How the ‘quarantine 15’ could disrupt your next flight

June 9, 2021, 4:11 PM UTC
Flying could become even more of a hassle with new guidelines around heavier people and baggage as the pandemic eases.
Lisa Maree Williams—Getty Images

The ample volumes of sourdough bread, comfort food, and cocktails we’ve consumed over the past year and a half are not only necessitating some wardrobe purchases, but they could also make flying more complicated in the months to come.

The Federal Aviation Administration has given airlines until June 12 to submit an update on passenger and baggage weight estimates they use to ensure planes stay within weight safety limits. And the Wall Street Journal says the average for passengers and baggage is expected to rise between 5% and 10%.

The number takes more than just body weight into account. Extra pounds from clothes and portable technology (such as cell phones) also factor in. The bottom line, though, is that fewer people could be allowed on planes or more luggage could be left behind—and flying could become an even bigger headache.

That inconvenience is likely to be felt even more on summer flights originating in the Deep South and at airports at high altitudes, since the thinner air in those circumstances gives planes less lift.

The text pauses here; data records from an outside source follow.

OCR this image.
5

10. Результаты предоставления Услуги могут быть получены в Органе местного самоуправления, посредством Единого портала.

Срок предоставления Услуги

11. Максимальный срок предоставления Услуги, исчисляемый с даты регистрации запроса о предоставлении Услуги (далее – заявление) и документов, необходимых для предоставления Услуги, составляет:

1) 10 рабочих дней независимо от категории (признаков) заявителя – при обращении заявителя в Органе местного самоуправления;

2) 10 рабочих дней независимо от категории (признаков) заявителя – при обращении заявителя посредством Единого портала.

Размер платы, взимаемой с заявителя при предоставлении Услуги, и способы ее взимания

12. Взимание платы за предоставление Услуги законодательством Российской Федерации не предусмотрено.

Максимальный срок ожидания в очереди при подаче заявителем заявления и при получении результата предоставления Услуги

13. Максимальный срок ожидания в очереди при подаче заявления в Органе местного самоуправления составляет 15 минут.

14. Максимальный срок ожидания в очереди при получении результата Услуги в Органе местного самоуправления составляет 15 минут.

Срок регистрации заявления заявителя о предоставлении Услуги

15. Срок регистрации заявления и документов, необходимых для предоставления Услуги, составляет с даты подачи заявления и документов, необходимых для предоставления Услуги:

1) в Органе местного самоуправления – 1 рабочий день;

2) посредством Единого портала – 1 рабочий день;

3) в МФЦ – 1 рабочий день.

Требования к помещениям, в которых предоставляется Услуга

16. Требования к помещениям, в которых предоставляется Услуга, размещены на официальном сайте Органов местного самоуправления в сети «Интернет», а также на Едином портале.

The changes come just as Americans are ready to resume traveling after a long period of isolation because of the pandemic. But the combination of the new rules and uncertain demand levels could exacerbate headaches for flyers, as airlines are struggling to model passenger counts. That could result in flights that are overbooked before the new weight estimates factor in and more difficulty rebooking passengers.

Carriers tell the Journal they are working on plans to minimize the impact of the new estimates.

While weight estimates are supposed to be regularly updated, the FAA hasn’t required airlines to do so since 2005, when the average person weighed 5% less.